В конце минувшей недели на сцене Театра имени Моссовета Мастерская Петра Фоменко показала "Балаганчик" в постановке Ивана Поповски. Это была московская премьера. Европейская прошла в мае на сцене парижского театра Odeon. "Балаганчиком" завершался театральный "Русский сезон" в Париже.
Давно уже премьера не ожидалась театральной и околотеатральной Москвой с таким нетерпением и ревнивым беспокойством. Театр рождался из учебного курса буквально на глазах у всех. Становление Мастерской было скорым, успех — громким, искренним болельщикам и доброжелателям не знали числа. Поэтому в большую международную жизнь путь был прост: французский продюсер увидел в Москве чудесное цветаевское "Приключение", поставленное Поповски. Провожали с гордостью и с опасливыми напутствиями — как "домашних" детей в чреватую соблазнами, но щедрую на шансы столицу. Из таких поездок обычно возвращаются в отчий дом или не скоро и победителями, или скоро — но с синяками.

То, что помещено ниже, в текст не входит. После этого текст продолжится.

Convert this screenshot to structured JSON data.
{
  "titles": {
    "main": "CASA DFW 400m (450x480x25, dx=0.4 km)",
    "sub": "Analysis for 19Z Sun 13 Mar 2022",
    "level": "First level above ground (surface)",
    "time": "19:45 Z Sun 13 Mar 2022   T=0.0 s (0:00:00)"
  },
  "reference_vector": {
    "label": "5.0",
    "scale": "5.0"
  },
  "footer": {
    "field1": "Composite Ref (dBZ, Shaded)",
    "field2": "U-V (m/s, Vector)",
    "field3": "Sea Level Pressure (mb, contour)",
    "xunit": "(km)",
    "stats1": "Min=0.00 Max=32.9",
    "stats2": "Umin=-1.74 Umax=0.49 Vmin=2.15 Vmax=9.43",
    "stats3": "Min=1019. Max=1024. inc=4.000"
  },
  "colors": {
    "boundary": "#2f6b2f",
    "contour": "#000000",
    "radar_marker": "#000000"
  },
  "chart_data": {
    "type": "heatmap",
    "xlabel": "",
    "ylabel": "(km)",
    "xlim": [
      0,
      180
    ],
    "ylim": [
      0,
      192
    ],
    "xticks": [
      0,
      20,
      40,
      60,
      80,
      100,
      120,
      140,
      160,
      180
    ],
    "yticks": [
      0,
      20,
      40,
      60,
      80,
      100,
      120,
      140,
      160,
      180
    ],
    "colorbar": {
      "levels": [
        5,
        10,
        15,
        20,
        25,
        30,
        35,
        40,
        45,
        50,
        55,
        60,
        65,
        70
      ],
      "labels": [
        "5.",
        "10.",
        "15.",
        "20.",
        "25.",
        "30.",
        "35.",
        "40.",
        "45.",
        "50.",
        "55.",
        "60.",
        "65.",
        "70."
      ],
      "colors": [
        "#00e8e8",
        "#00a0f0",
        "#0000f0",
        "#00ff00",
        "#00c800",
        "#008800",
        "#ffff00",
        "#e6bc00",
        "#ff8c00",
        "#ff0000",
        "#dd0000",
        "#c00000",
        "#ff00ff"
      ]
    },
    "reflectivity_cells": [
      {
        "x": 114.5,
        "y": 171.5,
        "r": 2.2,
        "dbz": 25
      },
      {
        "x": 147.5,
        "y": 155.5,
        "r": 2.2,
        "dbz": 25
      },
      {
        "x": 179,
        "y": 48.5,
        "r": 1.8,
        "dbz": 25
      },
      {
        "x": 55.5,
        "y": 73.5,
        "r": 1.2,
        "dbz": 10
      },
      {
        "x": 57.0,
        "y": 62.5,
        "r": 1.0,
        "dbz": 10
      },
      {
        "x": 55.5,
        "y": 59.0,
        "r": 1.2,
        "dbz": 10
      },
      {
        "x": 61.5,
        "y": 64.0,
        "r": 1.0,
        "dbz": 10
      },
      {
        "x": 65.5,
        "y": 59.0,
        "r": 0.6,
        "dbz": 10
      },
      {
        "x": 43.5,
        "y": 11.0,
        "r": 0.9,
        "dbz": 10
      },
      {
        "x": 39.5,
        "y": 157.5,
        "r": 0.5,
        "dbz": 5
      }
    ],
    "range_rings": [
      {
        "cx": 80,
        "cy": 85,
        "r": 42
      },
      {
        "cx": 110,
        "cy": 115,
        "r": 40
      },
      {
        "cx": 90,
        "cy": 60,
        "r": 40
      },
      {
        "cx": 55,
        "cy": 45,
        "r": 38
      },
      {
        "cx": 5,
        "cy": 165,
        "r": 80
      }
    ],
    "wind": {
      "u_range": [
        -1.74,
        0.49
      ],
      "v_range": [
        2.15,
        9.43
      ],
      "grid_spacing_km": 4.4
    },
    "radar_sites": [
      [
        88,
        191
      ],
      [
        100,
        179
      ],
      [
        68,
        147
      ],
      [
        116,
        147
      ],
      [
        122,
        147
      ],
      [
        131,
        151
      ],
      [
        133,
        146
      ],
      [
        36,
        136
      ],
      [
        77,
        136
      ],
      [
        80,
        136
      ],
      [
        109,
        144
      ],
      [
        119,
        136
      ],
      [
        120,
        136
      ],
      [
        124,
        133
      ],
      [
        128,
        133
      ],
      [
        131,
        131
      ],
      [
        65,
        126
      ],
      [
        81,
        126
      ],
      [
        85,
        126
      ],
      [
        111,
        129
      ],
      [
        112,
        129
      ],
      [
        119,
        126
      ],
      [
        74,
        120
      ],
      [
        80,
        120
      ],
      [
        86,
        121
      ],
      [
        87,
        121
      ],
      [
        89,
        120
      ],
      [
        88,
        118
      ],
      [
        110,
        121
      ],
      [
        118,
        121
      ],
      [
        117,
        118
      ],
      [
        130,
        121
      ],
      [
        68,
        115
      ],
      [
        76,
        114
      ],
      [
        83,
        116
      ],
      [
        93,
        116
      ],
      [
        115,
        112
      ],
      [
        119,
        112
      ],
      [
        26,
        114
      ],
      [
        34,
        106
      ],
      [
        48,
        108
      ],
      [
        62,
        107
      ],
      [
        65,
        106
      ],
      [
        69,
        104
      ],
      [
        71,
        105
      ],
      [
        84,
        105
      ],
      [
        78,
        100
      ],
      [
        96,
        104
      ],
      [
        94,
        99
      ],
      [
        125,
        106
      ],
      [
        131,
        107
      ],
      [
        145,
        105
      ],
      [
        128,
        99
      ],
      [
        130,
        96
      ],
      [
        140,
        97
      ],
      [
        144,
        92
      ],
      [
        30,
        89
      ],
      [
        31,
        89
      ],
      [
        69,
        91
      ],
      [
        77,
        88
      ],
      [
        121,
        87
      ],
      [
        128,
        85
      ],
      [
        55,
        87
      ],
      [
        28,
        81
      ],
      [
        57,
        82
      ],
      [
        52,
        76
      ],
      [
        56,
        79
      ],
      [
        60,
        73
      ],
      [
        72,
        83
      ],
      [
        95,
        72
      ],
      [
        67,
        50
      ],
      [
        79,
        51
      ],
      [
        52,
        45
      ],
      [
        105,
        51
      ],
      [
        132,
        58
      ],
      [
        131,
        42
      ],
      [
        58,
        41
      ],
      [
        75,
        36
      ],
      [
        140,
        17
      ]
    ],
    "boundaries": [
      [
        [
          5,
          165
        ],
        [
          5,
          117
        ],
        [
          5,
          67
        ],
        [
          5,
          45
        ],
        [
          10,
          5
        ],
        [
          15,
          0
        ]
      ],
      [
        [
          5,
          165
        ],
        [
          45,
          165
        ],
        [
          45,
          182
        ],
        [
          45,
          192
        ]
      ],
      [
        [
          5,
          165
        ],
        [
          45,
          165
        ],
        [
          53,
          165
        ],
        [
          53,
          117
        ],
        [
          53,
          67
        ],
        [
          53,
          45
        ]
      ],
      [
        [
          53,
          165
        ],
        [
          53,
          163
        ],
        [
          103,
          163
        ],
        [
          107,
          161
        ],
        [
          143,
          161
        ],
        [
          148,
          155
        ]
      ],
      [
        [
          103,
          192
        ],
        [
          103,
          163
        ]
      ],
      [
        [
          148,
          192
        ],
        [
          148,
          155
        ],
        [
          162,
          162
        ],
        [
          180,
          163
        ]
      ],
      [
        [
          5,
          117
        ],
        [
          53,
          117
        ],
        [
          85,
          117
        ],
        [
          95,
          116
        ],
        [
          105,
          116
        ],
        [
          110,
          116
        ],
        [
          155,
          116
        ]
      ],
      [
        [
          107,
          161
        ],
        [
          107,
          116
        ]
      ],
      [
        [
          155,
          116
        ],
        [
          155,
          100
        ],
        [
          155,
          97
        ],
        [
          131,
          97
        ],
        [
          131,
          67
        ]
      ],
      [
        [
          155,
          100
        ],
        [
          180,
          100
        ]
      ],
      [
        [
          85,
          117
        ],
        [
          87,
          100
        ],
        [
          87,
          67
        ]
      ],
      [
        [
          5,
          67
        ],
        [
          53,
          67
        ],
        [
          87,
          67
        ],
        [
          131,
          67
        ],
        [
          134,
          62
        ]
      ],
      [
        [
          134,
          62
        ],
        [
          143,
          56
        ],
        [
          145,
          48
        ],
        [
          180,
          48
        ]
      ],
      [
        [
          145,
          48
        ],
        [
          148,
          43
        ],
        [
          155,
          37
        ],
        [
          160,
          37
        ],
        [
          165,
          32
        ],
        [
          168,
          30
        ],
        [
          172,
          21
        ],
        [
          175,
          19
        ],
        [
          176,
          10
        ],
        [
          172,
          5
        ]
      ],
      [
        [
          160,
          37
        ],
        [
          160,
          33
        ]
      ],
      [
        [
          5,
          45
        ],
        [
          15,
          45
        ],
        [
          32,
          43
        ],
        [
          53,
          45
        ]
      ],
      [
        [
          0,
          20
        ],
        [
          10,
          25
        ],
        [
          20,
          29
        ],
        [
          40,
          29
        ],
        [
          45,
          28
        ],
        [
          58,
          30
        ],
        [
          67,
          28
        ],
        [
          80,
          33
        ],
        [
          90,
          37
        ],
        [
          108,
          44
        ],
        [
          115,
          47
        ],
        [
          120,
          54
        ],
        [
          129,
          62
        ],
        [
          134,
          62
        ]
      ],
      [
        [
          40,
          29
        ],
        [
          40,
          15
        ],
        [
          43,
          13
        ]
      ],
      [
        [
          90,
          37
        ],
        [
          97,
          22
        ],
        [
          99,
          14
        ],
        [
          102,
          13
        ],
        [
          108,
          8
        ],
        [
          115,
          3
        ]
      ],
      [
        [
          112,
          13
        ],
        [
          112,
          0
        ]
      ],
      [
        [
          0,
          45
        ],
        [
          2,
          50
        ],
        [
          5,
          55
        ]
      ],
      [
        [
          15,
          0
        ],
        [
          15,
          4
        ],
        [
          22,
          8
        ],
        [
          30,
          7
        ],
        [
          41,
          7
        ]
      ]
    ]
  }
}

У тех, кто был в курсе французских дел, допытывались, как прошло там. Прошло ровно. Кто-то из критиков ругался на чем свет стоит, кто-то приветствовал, кто-то уважительно размышлял, списывая свое недоумение, как водится, на загадочность русской души. Так что вернулась Мастерская быстро, но без травм. Правда, на московской премьере видевшие спектакль в Париже сетовали: и свет здесь не тот, и вроде сцена других размеров. Дело, конечно, не в этом.
Поставленный на заказ, спектакль Поповски — не удача и не провал. Воспоминания о нем похожи на слайд-фильм. Взгляд зрителя невольно фиксирует, словно стоп-кадры, красивые мизансцены. Их немало. Режиссер вместе с художником Владимиром Максимовым позаботились о том, чтобы сотворить приятное для глаз зрелище. Когда заканчивается первая сцена (к слову, не удавшаяся совершенно, никак не решенная и потому играемая по-студенчески банально) и занавес, изображающий стену кабака, уплывает вверх, из черноты проема возникает белоснежный асимметричный павильон на наклонном подиуме. В искривленном игровом пространстве потом начнут появляться группы персонажей то в белых костюмах, то в черных, то в пестрых, карнавальных. Они будут кружиться в танцах, продуваться порывами ледяного зимнего ветра, бродить поодиночке и группами, ритмично покачиваться, застывать в оцепенении, тесниться, образуя некое многоголовое и многорукое существо. Пластическая партитура спектакля не лишена прихотливого изящества и изобретательности. Улетающая к колосникам мебель, подтягиваемые в бездонное небо марионетки, будто нанизанные на бесконечную нить, падающий снег — уютно-таинственный за окнами кабачка и слепящий, сухой "на улице", размыкающаяся задняя стена павильона, за которой бездонная бархатная ночь с желтыми фонарями, — это приятные свидетельства того, что и пространственная партитура рождалась не в один день. Запоминается эффектный финал: персонажи прорывают бумажные перегородки, исчезают в никуда, а через сцену, мимо трепещущих на ветру обрывков, спускается в зрительный зал таинственная Незнакомка. Картинки, способные с равной силой порадовать и Москву, и Париж.
Замысел был дерзким. После Мейерхольда Блок на театре не давался никому. Однако разговоры о его несценичности — удел филологических семинаров. Поповски и Дмитрий Эсакиа, соавтор инсценировки, объединили в одном спектакле "Балаганчик" с "Незнакомкой", пообещав в подзаголовке "лирический театр Александра Блока". Нет оснований утверждать, что скомпонованы маленькие блоковские пьесы наобум. Но в спектакле правомерность именно такой композиции никак не доказана. У режиссера, к сожалению, не нашлось убедительной скрепляющей идеи или приема (как в "Приключении"), оправдывающих драматургический замысел. Допустим, срифмовать Поэта из "Незнакомки" и Пьеро из "Балаганчика" (это самый очевидный из знаков спектакля) столь же закономерно, сколь недостаточно. Сценический сюжет постановки остается непроясненным; возможный смысл томится где-то внутри, лишенный средств выражения. Поэтому бесстрастный спектакль скользит по поверхности, обнимая и покрывая замаскированную пустоту. Нам предложено оглядеть со всех сторон и повертеть в руках дорогую игрушку, сделанную с трудом, но не из художественной потребности. Отсюда и невнятность в чтении стихов, и нескрытые сомнения актеров, не понимающих смысла своих задач и потому тушующихся. Они к этому не привыкли. Только в третьем видении "Незнакомки" "фоменки" оттаивают, становятся похожи на самих себя, начинают играть свой спектакль. Вот тут и становится понятно: несмотря ни на что кредит расположения, по заслугам выданный им московской публикой, не исчерпан и теперь.